R code optimization: For loop and writing to a database

I am trying to optimize a simple R code I wrote on two aspects:

1) For loops

2) Writing data into my PostgreSQL database

For 1) I know for loops should be avoided at all cost and it's recommended to use lapply but I am not clear on how to translate my code below using lapply.

For 2) what I do below is working but I am not sure this is the most efficient way (for example doing this way versus rbinding all data into an R dataframe and then load the whole dataframe into my PostgreSQL database.)

EDIT: I updated my code with a reproducible example below.

for (i in 1:100){

   search <- paste0("https://github.com/search?o=desc&p=", i, &q=R&type=Repositories)

   download.file(search, destfile ='scrape.html',quiet = TRUE)

   url <- read_html('scrape.html')

   github_title <- url%>%html_nodes(xpath="//div[@class=mt-n1]")%>%html_text()

   github_link <- url%>%html_nodes(xpath="//div[@class=mt-n1]//@href")%>%html_text()

   df <- data.frame(github_title, github_link )

   colnames(df) <- c("title", "link")

   dbWriteTable(con, "my_database", df, append = TRUE, row.names = FALSE)

   cat(i)
}

Thanks a lot for all your inputs!

Solution

First of all, it is a myth that should be completely thrashed that lapply is in any way faster than equivalent code using a for loop.
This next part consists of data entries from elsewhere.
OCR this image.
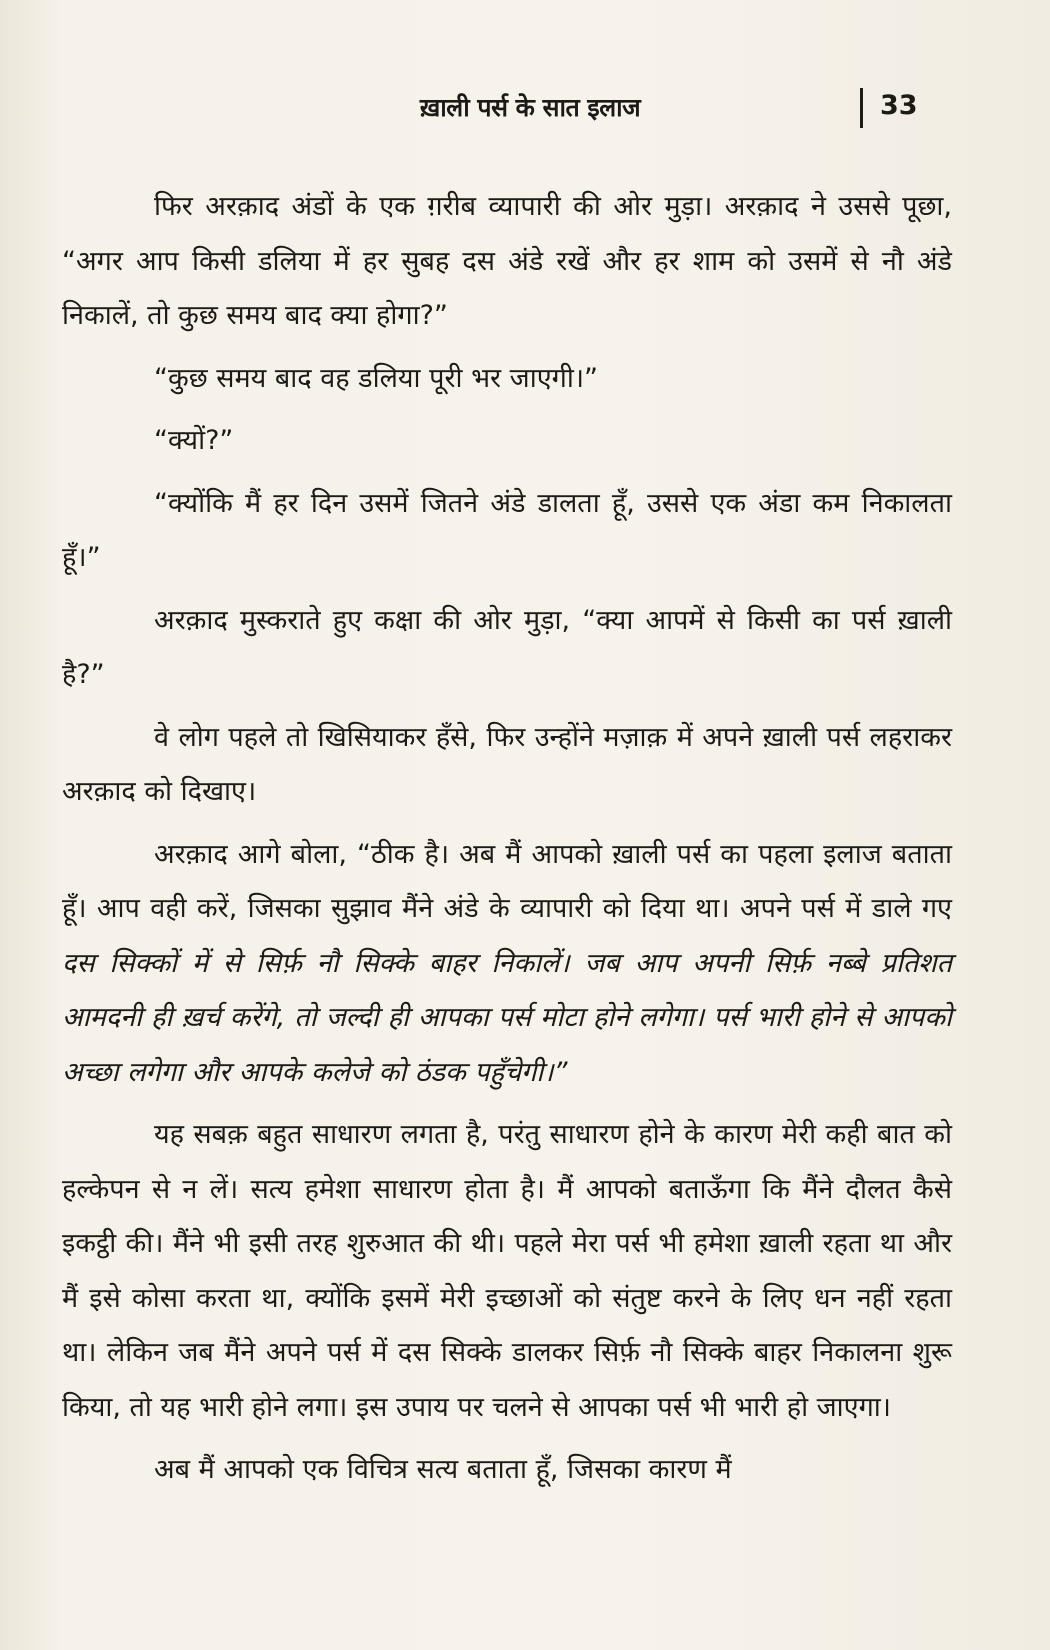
ख़ाली पर्स के सात इलाज	33

फिर अरक़ाद अंडों के एक ग़रीब व्यापारी की ओर मुड़ा। अरक़ाद ने उससे पूछा, “अगर आप किसी डलिया में हर सुबह दस अंडे रखें और हर शाम को उसमें से नौ अंडे निकालें, तो कुछ समय बाद क्या होगा?”

“कुछ समय बाद वह डलिया पूरी भर जाएगी।”

“क्यों?”

“क्योंकि मैं हर दिन उसमें जितने अंडे डालता हूँ, उससे एक अंडा कम निकालता हूँ।”

अरक़ाद मुस्कराते हुए कक्षा की ओर मुड़ा, “क्या आपमें से किसी का पर्स ख़ाली है?”

वे लोग पहले तो खिसियाकर हँसे, फिर उन्होंने मज़ाक़ में अपने ख़ाली पर्स लहराकर अरक़ाद को दिखाए।

अरक़ाद आगे बोला, “ठीक है। अब मैं आपको ख़ाली पर्स का पहला इलाज बताता हूँ। आप वही करें, जिसका सुझाव मैंने अंडे के व्यापारी को दिया था। अपने पर्स में डाले गए दस सिक्कों में से सिर्फ़ नौ सिक्के बाहर निकालें। जब आप अपनी सिर्फ़ नब्बे प्रतिशत आमदनी ही ख़र्च करेंगे, तो जल्दी ही आपका पर्स मोटा होने लगेगा। पर्स भारी होने से आपको अच्छा लगेगा और आपके कलेजे को ठंडक पहुँचेगी।”

यह सबक़ बहुत साधारण लगता है, परंतु साधारण होने के कारण मेरी कही बात को हल्केपन से न लें। सत्य हमेशा साधारण होता है। मैं आपको बताऊँगा कि मैंने दौलत कैसे इकट्ठी की। मैंने भी इसी तरह शुरुआत की थी। पहले मेरा पर्स भी हमेशा ख़ाली रहता था और मैं इसे कोसा करता था, क्योंकि इसमें मेरी इच्छाओं को संतुष्ट करने के लिए धन नहीं रहता था। लेकिन जब मैंने अपने पर्स में दस सिक्के डालकर सिर्फ़ नौ सिक्के बाहर निकालना शुरू किया, तो यह भारी होने लगा। इस उपाय पर चलने से आपका पर्स भी भारी हो जाएगा।

अब मैं आपको एक विचित्र सत्य बताता हूँ, जिसका कारण मैं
For years this has been fixed, and for loops should in every case be faster than the equivalent lapply.

I will visualize using a for loop as you seem to find this more intuitive. Do however note that i work mostly in T-sql and there might be some conversion necessary.

n <- 1e5
outputDat <- vector('list', n)
for (i in 1:10000){
  id <- element_a[i]
  location <- element_b[i]
  language <- element_c[i]
  date_creation <- element_d[i]
  df <- data.frame(id, location, language, date_creation)
  colnames(df) <- c("id", "location", "language", "date_creation")
  outputDat[[i]] <- df
}
## Combine data.frames
outputDat <- do.call('rbind', outputDat)
#Write the combined data.frame into the database.
##dbBegin(con)   #<= might speed up might not.
dbWriteTable(con, "my_database", df, append = TRUE, row.names = FALSE)
##dbCommit(con)  #<= might speed up might not.

Using Transact-SQL you could alternatively combine the entire string into a single insert into statement. Here I'll deviate and use apply to iterate over the rows, as it is much more readable in this case. A for loop is once again just as fast if done properly.

#Create the statements. here 
statement <- paste0("('", apply(outputDat, 1, paste0, collapse = "','"), "')", collapse = ",\n") #\n can be removed, but makes printing nicer.
##Optional: Print a bit of the statement
# cat(substr(statement, 1, 2000))

##dbBegin(con)   #<= might speed up might not.
dbExecute(con, statement <- paste0(
'
/*
  SET NOCOCUNT ON seems to be necessary in the DBI API.
  It seems to react to 'n rows affected' messages. 
  Note only affects this method, not the one using dbWriteTable
*/
--SET NOCOUNT ON 
INSERT INTO [my table] values ', statement))
##dbCommit(con)   #<= might speed up might not.

Note as i comment, this might simply fail to properly upload the table, as the DBI package seems to sometimes fail this kind of transaction, if it results in one or more messages about n rows affected.

Last but not least once the statements are made, this could be copied and pasted from R into any GUI that directly access the database, using for example writeLines(statement, 'clipboard') or writing into a text file (a file is more stable if your data contains a lot of rows). In rare outlier cases this last resort can be faster, if for whatever reason DBI or alternative R packages seem to run overly slow without reason. As this seems to be somewhat of a personal project, this might be sufficient for your use.